“SVB Loan Agreement” means that certain Amended and Restated Loan and Security Agreement, dated as of June 27, 2018, by and among the Company, Spaceflight Systems, Inc. and Spaceflight, Inc., each a Washington corporation, Blacksky Global LLC and SFI IP Holdco, LLC, each a Delaware limited liability company, and Blacksky Geospatial Solutions, Inc., a Delaware corporation, collectively, as the co-borrowers, Silicon Valley Bank, as bank, as amended by that certain First Amendment to Amended and Restated Loan and Security Agreement, dated as of August 10, 2018, that certain Consent and Second Amendment to Amended and Restated Loan and Security Agreement, dated as of October 30, 2018, that certain Forbearance to Amended and Restated Loan and Security Agreement, dated as of January 25, 2019, that certain Forbearance to Amended and Restated Loan and Security Agreement, dated as of March 7, 2019, that certain Third Amendment to Amended and Restated Loan and Security Agreement, dated as of April 5, 2019, that certain Forbearance to Amended and Restated Loan and Security Agreement, dated as of July 8, 2019, that certain Forbearance to Amended and Restated Loan and Security Agreement, dated as of August 15, 2019, that certain Forbearance and Fourth Amendment to Amended and Restated Loan and Security Agreement, dated as of September 18, 2019, that certain Fifth Amendment to Amended and Restated Loan and Security Agreement, dated as of October 30, 2019, that certain Sixth Amendment to Amended and Restated Loan and Security Agreement, dated as of March 30, 2020, that certain Seventh Amendment to Amended and Restated Loan and Security Agreement, dated as of June 12, 2020, and that certain Eighth Amendment to Amended and Restated Loan and Security Agreement, dated as of December 24, 2020, and as further amended, restated, supplemented or otherwise modified in accordance with Section 6.01(p).
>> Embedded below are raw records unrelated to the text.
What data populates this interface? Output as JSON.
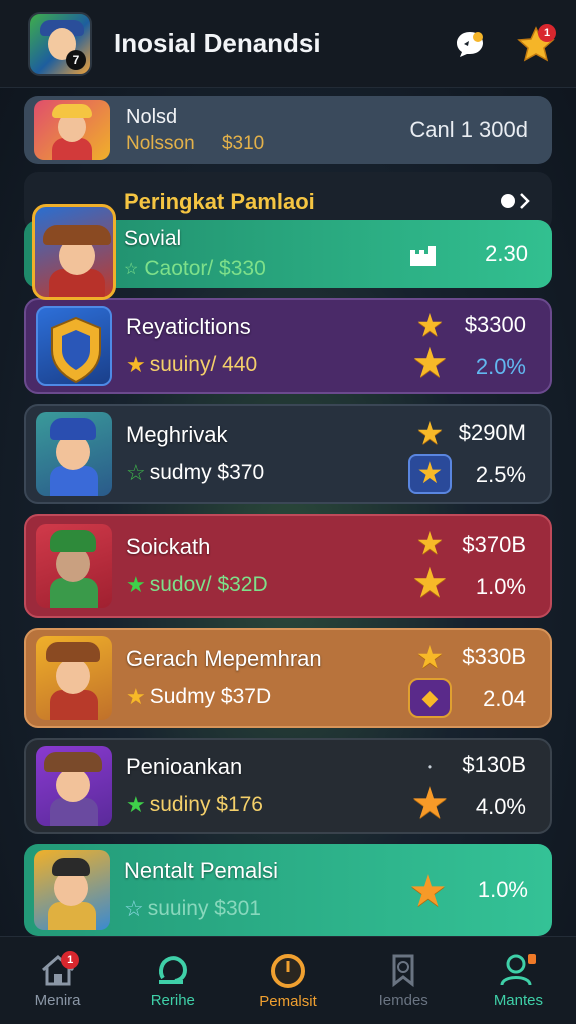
{
  "header": {
    "title": "Inosial Denandsi",
    "notification_count": "1",
    "icons": [
      "chat-bubble-icon",
      "star-icon"
    ]
  },
  "pinned": {
    "name": "Nolsd",
    "sub_name": "Nolsson",
    "sub_value": "$310",
    "right_text": "Canl 1 300d"
  },
  "section": {
    "title": "Peringkat Pamlaoi"
  },
  "rows": [
    {
      "name": "Sovial",
      "sub": "Caotor/ $330",
      "amount": "",
      "pct": "2.30",
      "bg": "#2fae86"
    },
    {
      "name": "Reyaticltions",
      "sub": "suuiny/ 440",
      "amount": "$3300",
      "pct": "2.0%",
      "bg": "#4a2a68"
    },
    {
      "name": "Meghrivak",
      "sub": "sudmy $370",
      "amount": "$290M",
      "pct": "2.5%",
      "bg": "#2a3442"
    },
    {
      "name": "Soickath",
      "sub": "sudov/ $32D",
      "amount": "$370B",
      "pct": "1.0%",
      "bg": "#9c2a3c"
    },
    {
      "name": "Gerach Mepemhran",
      "sub": "Sudmy $37D",
      "amount": "$330B",
      "pct": "2.04",
      "bg": "#b8733c"
    },
    {
      "name": "Penioankan",
      "sub": "sudiny $176",
      "amount": "$130B",
      "pct": "4.0%",
      "bg": "#262c33"
    },
    {
      "name": "Nentalt Pemalsi",
      "sub": "suuiny $301",
      "amount": "",
      "pct": "1.0%",
      "bg": "#2fb08a"
    }
  ],
  "bottom_nav": [
    {
      "label": "Menira",
      "icon": "home-icon",
      "badge": "1",
      "color": "#8b97a6"
    },
    {
      "label": "Rerihe",
      "icon": "refresh-icon",
      "badge": "",
      "color": "#3fd0a8"
    },
    {
      "label": "Pemalsit",
      "icon": "timer-icon",
      "badge": "",
      "color": "#f0a030"
    },
    {
      "label": "Iemdes",
      "icon": "bookmark-icon",
      "badge": "",
      "color": "#6a7482"
    },
    {
      "label": "Mantes",
      "icon": "user-icon",
      "badge": "",
      "color": "#3fd0a8"
    }
  ],
  "colors": {
    "accent_gold": "#f5c542",
    "background": "#0e141c",
    "header": "#141a22"
  }
}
“SVB Payoff Amount” has the meaning specified in Section 9.02(e)(ii).
“SVB Payoff Letter” has the meaning specified in Section 9.02(e)(ii).
“Tax” means any federal, state, provincial, territorial, local, foreign and other tax imposed by a Governmental Authority, including any net income, alternative or add-on minimum, franchise, gross income, adjusted gross income or gross receipts, employment, unemployment, compensation, utility, social security (or similar), withholding, payroll, ad valorem, transfer, windfall profits, franchise, license, branch, excise, severance, production, stamp, occupation, premium, personal property, real property, capital stock, profits, disability, registration, value added, capital gains, goods and services, estimated, customs duties, escheat, sales, use, or other tax, in each case in the nature of a tax, together with any interest, penalty, fine, levy, impost, duty, charge, or addition to tax imposed with respect thereto by a Governmental Authority.
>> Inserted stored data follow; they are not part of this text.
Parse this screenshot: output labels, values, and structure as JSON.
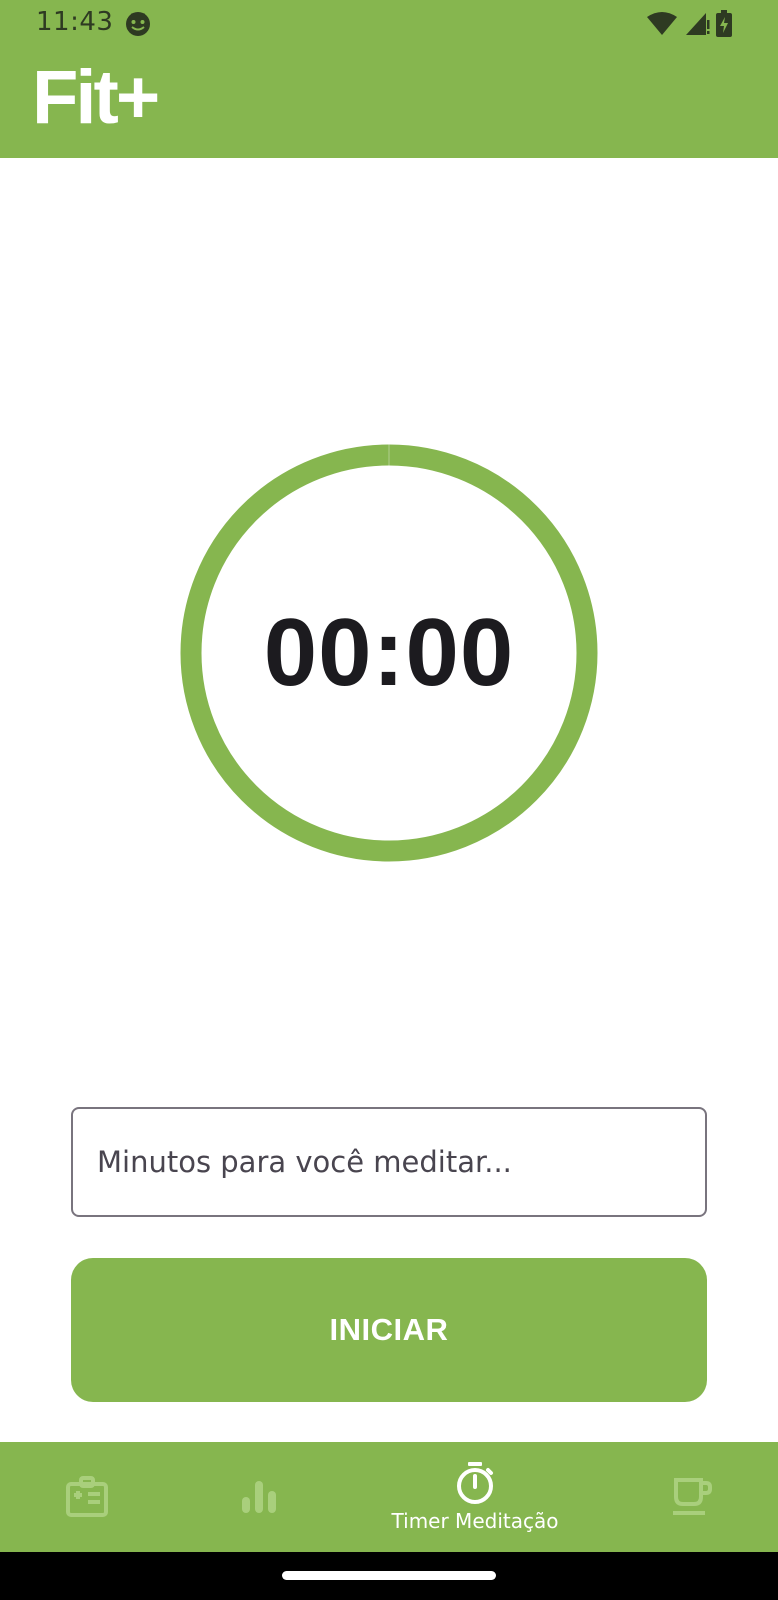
{
  "status_bar": {
    "time": "11:43",
    "icons": [
      "app-notification-icon",
      "wifi-icon",
      "cell-signal-icon",
      "battery-charging-icon"
    ]
  },
  "app_bar": {
    "title": "Fit+"
  },
  "timer": {
    "display": "00:00",
    "progress": 1.0
  },
  "minutes_input": {
    "placeholder": "Minutos para você meditar...",
    "value": ""
  },
  "start_button": {
    "label": "INICIAR"
  },
  "bottom_nav": {
    "items": [
      {
        "icon": "medical-card-icon",
        "label": "",
        "selected": false
      },
      {
        "icon": "bar-chart-icon",
        "label": "",
        "selected": false
      },
      {
        "icon": "timer-icon",
        "label": "Timer Meditação",
        "selected": true
      },
      {
        "icon": "coffee-cup-icon",
        "label": "",
        "selected": false
      }
    ]
  },
  "colors": {
    "brand_green": "#86b64f",
    "nav_unselected": "#a9cf7c",
    "text_dark": "#1c1b1f",
    "white": "#ffffff"
  }
}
“Tax Return” means any return, report, statement, refund, claim, election, disclosure, declaration, information report or return, statement, estimate or other document filed or required to be filed with a Governmental Authority with respect to Taxes, including any schedule or attachment thereto and including any amendments thereof.
“Terminating Acquiror Breach” has the meaning specified in Section 10.01(c).
“Terminating Company Breach” has the meaning specified in Section 10.01(b).
“Terminating Company Warrant” has the meaning specified in Section 3.09(a)(ii).
“Termination Date” has the meaning specified in Section 10.01(b).
“Transaction Litigation” has the meaning specified in Section 8.06.
“Transaction Proposal” has the meaning specified in Section 8.02(c).